O crédito próprio vem ganhando espaço nas estratégias do varejo brasileiro, impulsionado pela digitalização dos negócios e pelo uso crescente de dados para compreender o comportamento dos consumidores. Além de facilitar o pagamento, os cartões vinculados às próprias redes varejistas passaram a ser utilizados como instrumentos de fidelização, estímulo à recorrência e personalização de ofertas.
Um levantamento da Retail Payment Ecosystem (RPE), realizado com base em 15,9 bilhões de registros processados, mostra que o gasto médio realizado com cartões próprios do varejo chegou a R$ 305,82, enquanto o tíquete médio dos cartões bancários foi de R$ 143,52. A diferença representa um valor 113% maior nas compras feitas com o meio de pagamento próprio das redes.
Segundo os dados, os meios de pagamento próprios já correspondem a 15,52% do volume vendido pelas redes varejistas e cresceram cerca de 70% nos últimos dois anos.
Maior frequência de compras
A utilização de cartões próprios também está associada a uma maior frequência de consumo. Entre clientes de redes supermercadistas que utilizam os cartões das próprias marcas, a recorrência média passou de 15,66 para 29,08 visitas por ano.
O levantamento aponta ainda que 83,06% dos consumidores com mais de dez anos de relacionamento com as redes mantêm seus pagamentos em dia. Os dados indicam uma relação entre a permanência do cliente, a utilização dos serviços financeiros oferecidos pelo varejista e a frequência de consumo.
A utilização de informações como histórico de compras, frequência de pagamento e perfil de consumo permite às empresas desenvolver estratégias mais direcionadas. Em um cenário de juros elevados e maior seletividade na concessão de crédito, o acesso a dados próprios também pode contribuir para avaliações mais precisas do perfil financeiro dos consumidores.
Digitalização amplia uso de dados
A expansão do crédito próprio ocorre paralelamente à transformação digital do sistema financeiro. A Pesquisa FEBRABAN de Tecnologia Bancária 2026 mostra que 80% das instituições financeiras consideram a experiência do cliente uma prioridade estratégica.
O levantamento também aponta o avanço do uso de inteligência artificial e inteligência artificial generativa em diferentes etapas da jornada bancária, incluindo processos de entrada e verificação da identidade dos clientes.
Os canais digitais já concentram a maior parte das operações. Em 2025, 78% das transações bancárias foram realizadas por meio de celulares. Considerando também outros canais digitais, como internet banking, a participação chegou a 83%.

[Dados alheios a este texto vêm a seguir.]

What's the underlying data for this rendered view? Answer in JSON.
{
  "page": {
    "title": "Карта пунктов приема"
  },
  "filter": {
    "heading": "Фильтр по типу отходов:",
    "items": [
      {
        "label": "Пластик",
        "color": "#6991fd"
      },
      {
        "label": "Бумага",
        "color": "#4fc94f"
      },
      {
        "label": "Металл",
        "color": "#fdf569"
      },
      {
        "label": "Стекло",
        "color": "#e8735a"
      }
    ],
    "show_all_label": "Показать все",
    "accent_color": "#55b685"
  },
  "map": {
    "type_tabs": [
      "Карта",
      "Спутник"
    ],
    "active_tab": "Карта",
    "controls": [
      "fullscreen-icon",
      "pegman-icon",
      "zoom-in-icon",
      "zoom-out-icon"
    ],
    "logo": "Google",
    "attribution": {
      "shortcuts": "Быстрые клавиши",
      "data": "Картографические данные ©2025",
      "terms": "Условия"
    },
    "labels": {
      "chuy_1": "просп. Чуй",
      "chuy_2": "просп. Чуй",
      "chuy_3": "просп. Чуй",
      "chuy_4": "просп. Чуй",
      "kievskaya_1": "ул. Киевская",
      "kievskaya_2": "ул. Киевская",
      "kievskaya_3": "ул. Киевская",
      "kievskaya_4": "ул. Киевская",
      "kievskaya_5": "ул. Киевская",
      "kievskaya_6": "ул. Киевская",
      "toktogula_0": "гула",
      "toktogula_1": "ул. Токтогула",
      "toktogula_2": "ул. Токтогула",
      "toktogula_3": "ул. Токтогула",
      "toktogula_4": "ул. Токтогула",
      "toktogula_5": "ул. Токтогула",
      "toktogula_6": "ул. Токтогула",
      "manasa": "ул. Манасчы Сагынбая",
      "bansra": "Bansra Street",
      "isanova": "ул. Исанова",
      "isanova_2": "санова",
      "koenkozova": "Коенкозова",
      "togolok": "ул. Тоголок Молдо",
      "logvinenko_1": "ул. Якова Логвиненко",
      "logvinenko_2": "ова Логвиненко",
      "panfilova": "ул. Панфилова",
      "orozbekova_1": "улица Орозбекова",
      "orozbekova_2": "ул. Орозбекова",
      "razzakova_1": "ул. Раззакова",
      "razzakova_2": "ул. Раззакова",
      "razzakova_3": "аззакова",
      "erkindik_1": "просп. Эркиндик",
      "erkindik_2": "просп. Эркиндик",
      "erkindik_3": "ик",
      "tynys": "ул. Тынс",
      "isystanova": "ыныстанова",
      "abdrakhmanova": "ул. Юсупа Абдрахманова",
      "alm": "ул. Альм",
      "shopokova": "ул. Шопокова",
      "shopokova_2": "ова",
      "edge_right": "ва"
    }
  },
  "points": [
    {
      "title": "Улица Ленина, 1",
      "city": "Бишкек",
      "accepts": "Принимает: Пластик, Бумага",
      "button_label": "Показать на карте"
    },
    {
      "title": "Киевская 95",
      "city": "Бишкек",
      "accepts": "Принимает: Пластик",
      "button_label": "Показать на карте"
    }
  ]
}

Outro fator apontado pela pesquisa é a expansão do Open Finance. O Brasil alcançou 102,8 milhões de consentimentos ativos, número 122% superior ao registrado no ano anterior. O sistema permite o compartilhamento autorizado de informações financeiras entre instituições, ampliando as possibilidades de desenvolvimento de produtos e serviços personalizados.
Crédito como ferramenta de relacionamento
Com a integração entre pagamentos, crédito e dados, o varejo passa a utilizar informações financeiras também para orientar estratégias comerciais. Benefícios associados aos cartões próprios, por exemplo, podem ser utilizados para incentivar novas compras, aumentar o valor das cestas e estimular a frequência dos consumidores.
O movimento representa uma mudança na função tradicional do crédito dentro das empresas. Em vez de atuar apenas como mecanismo de financiamento das compras, o crédito próprio pode gerar informações sobre os hábitos de consumo e contribuir para ações de relacionamento com os clientes.
A análise integrada desses dados também pode ajudar as empresas a reduzir custos de aquisição e desenvolver ofertas de acordo com diferentes perfis de consumidores, desde que observadas as regras de proteção e uso de dados pessoais.
Gestão digital de frotas amplia mercado corporativo
A digitalização dos serviços financeiros também alcança o mercado corporativo. Na gestão de frotas, cartões específicos podem ser utilizados para controlar despesas com abastecimento, manutenção, pedágios e outras operações relacionadas aos veículos.
A substituição de processos manuais por sistemas digitais permite centralizar informações, acompanhar gastos e automatizar parte dos controles administrativos. A integração entre meios de pagamento e gestão operacional pode contribuir para reduzir custos e aumentar a eficiência das empresas.
A tendência é de maior integração entre crédito, pagamentos, dados e ferramentas de gestão. No varejo, essa transformação amplia a capacidade das empresas de conhecer seus consumidores e utilizar os serviços financeiros como parte da estratégia comercial.
O tema deve estar entre as discussões do FEBRABAN Tech 2026, evento que reúne representantes do setor financeiro e de tecnologia para debater a transformação digital e a evolução dos serviços financeiros no Brasil.